День 136 (238). Среда. Утро и день
15 мая 2024 г. в 09:13
Утром настроение не лучше. Бездумно одеваю первое попавшееся в шкафу - к юбке синюю блузку с длинными рукавами, наскоро крашусь и, стянув волосы резинкой в хвост, отправляюсь завтракать. Благо Сомова, прежде чем уйти гулять с Фионой, накромсала и на мою долю бутербродов.
С Калугиным сталкиваемся еще внизу издательства, возле охранника, когда я расписываюсь за ключи от кабинета. Привалившись к стойке, ставлю размашистую подпись против своей фамилии и вдруг сбоку сзади слышу его голос:
- Привет.
Молча сцепив зубы, вписываю время, потом чуть оглядываюсь, не разделяя его добродушия:
- Привет.
- Как дела?
То, что ему плевать на мои переживания я поняла еще вчера. На дежурный вопрос, дежурный ответ. Отложив авторучку, разворачиваюсь к собеседнику лицом, прижав к себе локтем сумку:
- Знаешь, как у нас в детстве говорили? Пока не родила, рожу дам покататься.
Выплеснувшись, отворачиваюсь. Голос Андрея меняет тональность:
- М-м-м... Я смотрю, ты не в духе.
А есть повод быть в духе? Только не у меня. Не могу удержаться:
- Зато ты, я смотрю, в прекрасном настроении.
Еще бы, отличный вечер в кругу любящей семьи.
- Н-н-н... Маргарит, ты что, из-за вчерашнего?
Он что, меня специально злит?
- Нет, из-за завтрашнего!
- Слушай, пожалуйста, давай проедем уже эту тему.
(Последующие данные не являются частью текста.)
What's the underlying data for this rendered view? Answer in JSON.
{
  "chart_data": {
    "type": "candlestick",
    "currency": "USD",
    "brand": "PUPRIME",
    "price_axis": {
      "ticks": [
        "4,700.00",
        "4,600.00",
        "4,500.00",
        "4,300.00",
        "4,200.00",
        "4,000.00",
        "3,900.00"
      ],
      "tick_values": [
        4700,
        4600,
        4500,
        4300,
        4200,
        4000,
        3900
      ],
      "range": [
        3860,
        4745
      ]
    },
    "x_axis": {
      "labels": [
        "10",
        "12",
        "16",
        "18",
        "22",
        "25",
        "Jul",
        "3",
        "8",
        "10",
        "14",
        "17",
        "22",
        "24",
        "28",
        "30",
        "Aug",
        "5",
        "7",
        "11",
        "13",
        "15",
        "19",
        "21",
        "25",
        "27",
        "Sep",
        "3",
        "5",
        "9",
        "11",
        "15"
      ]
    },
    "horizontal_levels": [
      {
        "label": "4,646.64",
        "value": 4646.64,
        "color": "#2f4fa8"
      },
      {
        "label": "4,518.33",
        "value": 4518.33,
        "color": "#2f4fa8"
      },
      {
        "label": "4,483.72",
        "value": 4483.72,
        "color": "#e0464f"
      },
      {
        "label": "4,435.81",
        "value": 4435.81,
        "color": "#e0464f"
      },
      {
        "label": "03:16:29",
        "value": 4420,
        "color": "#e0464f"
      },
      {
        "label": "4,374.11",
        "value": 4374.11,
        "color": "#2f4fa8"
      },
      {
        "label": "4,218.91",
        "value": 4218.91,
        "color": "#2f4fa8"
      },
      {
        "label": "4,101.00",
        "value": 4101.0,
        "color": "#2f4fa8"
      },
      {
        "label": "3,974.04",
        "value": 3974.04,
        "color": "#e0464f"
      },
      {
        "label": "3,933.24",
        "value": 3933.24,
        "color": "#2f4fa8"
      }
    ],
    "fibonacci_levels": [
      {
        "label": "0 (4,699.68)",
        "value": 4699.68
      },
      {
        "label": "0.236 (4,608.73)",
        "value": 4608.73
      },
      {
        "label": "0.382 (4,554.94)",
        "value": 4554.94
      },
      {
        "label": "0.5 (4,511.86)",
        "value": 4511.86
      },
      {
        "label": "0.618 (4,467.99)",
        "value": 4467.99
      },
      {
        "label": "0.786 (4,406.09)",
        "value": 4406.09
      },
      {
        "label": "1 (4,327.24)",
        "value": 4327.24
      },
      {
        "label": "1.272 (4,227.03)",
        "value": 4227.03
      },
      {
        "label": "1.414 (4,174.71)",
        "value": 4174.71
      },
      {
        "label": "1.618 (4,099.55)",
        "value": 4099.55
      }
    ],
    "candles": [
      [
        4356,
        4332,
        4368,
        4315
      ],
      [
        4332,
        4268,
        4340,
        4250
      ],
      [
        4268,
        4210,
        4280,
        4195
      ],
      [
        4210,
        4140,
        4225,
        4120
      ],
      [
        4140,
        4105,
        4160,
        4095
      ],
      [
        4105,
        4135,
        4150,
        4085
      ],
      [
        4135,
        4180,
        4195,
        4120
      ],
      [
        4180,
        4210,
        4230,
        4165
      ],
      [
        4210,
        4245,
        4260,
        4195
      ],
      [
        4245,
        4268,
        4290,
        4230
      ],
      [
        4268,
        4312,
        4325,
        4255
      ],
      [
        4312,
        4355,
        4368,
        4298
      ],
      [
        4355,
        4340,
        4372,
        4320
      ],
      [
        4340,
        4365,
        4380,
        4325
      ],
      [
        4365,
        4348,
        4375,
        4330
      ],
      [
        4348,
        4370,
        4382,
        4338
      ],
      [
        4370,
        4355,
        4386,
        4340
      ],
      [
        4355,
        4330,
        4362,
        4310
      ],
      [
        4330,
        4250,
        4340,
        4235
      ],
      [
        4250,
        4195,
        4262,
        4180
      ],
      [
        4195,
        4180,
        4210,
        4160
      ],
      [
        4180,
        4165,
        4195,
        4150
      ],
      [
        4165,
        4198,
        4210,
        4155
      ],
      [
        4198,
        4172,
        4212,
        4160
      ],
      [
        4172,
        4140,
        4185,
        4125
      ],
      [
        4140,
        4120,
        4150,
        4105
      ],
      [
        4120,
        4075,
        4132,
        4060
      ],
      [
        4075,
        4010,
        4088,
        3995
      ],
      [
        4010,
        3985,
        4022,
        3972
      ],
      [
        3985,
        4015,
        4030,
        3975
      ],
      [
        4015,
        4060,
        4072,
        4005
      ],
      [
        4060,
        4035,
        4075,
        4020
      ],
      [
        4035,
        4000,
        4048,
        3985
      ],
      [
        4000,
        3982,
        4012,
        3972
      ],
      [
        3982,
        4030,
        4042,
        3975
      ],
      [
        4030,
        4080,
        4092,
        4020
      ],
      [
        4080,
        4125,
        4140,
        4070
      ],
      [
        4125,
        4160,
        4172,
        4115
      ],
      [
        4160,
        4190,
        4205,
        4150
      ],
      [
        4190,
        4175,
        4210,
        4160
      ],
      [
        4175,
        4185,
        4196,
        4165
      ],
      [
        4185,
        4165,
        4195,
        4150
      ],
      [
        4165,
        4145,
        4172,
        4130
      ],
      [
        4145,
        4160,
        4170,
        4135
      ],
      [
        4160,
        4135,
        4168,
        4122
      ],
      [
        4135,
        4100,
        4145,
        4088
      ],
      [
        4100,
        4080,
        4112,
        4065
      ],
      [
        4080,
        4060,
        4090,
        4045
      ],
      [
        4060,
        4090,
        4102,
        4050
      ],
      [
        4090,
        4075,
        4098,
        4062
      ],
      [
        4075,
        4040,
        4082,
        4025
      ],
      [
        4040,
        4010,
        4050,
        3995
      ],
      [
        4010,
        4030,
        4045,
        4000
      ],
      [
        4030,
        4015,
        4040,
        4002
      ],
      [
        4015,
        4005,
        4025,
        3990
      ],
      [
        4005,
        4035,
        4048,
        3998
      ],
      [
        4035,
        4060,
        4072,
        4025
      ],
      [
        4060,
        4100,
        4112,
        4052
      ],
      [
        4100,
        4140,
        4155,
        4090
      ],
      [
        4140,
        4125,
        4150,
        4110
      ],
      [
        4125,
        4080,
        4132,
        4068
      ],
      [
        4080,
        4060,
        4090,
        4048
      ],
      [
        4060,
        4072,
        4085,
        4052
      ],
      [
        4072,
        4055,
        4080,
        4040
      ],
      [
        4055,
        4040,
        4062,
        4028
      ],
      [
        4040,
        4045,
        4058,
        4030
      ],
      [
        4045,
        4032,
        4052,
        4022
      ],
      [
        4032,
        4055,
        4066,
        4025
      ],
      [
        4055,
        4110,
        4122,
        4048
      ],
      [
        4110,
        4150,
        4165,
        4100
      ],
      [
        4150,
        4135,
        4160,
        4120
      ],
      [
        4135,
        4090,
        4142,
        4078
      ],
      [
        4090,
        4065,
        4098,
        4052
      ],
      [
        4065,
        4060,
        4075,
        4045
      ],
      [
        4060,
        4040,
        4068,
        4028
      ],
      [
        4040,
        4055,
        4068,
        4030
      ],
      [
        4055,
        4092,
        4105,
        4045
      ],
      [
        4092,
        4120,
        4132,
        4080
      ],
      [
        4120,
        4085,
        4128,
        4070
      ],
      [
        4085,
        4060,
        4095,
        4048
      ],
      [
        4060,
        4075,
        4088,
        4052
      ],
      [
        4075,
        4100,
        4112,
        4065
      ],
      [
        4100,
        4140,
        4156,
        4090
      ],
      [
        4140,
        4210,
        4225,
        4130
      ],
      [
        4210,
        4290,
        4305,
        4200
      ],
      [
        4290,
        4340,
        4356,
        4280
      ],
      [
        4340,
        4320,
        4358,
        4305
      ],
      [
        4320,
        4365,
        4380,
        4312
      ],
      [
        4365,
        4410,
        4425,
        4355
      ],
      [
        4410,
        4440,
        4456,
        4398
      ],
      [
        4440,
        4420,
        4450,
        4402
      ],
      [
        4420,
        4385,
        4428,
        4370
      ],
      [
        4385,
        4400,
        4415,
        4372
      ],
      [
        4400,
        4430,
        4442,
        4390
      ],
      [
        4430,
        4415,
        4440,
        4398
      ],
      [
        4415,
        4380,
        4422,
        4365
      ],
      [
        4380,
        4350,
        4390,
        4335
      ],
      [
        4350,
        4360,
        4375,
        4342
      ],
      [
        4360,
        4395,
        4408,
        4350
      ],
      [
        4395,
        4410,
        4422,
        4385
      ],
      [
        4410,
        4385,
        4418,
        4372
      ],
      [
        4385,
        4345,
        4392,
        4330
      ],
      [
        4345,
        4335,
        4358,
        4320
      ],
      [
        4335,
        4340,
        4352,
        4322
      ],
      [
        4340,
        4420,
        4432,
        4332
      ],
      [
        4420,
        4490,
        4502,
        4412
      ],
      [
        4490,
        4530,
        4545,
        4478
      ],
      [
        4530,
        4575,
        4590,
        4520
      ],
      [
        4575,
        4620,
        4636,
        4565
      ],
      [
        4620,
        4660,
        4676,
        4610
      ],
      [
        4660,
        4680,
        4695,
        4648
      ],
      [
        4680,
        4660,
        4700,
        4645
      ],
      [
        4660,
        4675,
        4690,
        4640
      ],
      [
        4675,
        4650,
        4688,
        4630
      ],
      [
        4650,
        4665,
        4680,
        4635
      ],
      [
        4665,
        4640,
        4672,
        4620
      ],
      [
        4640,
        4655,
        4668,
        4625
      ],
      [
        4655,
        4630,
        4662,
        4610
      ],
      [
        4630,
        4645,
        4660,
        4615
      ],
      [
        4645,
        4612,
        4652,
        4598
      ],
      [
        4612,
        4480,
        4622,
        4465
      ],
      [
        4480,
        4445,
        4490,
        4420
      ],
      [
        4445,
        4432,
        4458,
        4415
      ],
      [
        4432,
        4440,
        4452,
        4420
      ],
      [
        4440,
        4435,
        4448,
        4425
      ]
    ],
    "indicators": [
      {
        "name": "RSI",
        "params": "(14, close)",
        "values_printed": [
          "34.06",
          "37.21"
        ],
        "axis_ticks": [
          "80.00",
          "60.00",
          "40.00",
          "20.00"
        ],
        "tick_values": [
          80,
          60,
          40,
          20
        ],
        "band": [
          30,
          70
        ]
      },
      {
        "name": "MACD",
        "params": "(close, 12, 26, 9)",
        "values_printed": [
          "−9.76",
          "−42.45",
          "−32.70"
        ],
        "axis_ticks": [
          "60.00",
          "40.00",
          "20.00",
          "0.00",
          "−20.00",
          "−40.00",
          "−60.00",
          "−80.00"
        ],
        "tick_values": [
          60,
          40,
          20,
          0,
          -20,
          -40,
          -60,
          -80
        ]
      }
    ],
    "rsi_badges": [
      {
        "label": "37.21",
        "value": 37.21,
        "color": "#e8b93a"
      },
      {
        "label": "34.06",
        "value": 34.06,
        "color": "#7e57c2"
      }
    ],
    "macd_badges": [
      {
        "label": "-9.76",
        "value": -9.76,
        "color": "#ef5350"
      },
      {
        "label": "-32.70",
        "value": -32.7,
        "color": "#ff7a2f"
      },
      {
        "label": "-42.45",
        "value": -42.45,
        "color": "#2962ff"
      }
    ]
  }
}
Отличный подход! Пять баллов! То есть, он мне врет на голубом глазу, ему наплевать, как надо мной измываются, и мы должны тему закрыть и проехать? И никаких пояснений ни про ресторан в обнимку с бывшей, ни про друга из Томска? Кстати, вчера мы с Анькой решили - звонок неизвестного отлично вписывается в серию погромов и угрожающих записок.
- Слушай, ты хочешь, проезжай. А я дурой выставляться не собираюсь. Еще раз тебе повторяю: мне позвонили и сказали, что ты разбился к чертовой матери.
Не хочу, но чувствую, что голос срывается на истеричные нотки. Андрей хватает меня за плечи:
- Все, все, все... Успокойся, пожалуйста! Ну, кто тебе мог звонить?
Дед Пихто! Блин, мне что, должны были фамилию и адрес назвать? Буквально взрываюсь:
- Откуда я знаю!
- Хорошо. Марго, ну не надо сопротивляться только, ладно?
Сопротивляться чему? Стараюсь успокоиться, не дергаться и не метаться взглядом по сторонам. Я уже и не знаю, какие еще аргументы привести, чтобы меня услышали. Калугин кивает и на его лице проступает прежняя усмешка упертого олигофрена:
- ОКей, ты вчера пришла в ресторан, все проконтролировала. Ну, что еще?
То есть, вот так вот? Марго с прибабахом и вся вчерашняя история - пустая выдумка вздорной бабы? И никакого желания поверить, проверить и помочь? Смотрю на него широко открытыми глазами и в них наверно вселенская безнадежность. Даже голос дрожит:
- Так, Калугин.
- Что?
Хочется матюгнуться и я, прикрыв глаза, мотаю головой, отгоняя желание:
- Знаешь еще, как у нас говорили?
Он смотрит на меня, словно разговаривает с маленьким ребенком и рот до ушей:
- Как?
- Если мозгов нет, лопатой не накидаешь!
Секунду мы смотрим друг на друга. Мои слова явно задевают Андрея, и он обиженно идет к лифту:
- М-м-м... Ну, ладно, будем считать, что поговорили. Спасибо.
Блин. Когда разговаривают, по крайней мере, слышат собеседника. Но я не хочу отпускать его, пока не услышу правду. Почему он все сильнее отдаляется от меня? Что с ним происходит? Окликаю, заставляя остановиться:
- Подожди.
Андрей со вздохом возвращается:
- Что?
- Скажи, пожалуйста. Ты доволен, что твоя жена вернулась?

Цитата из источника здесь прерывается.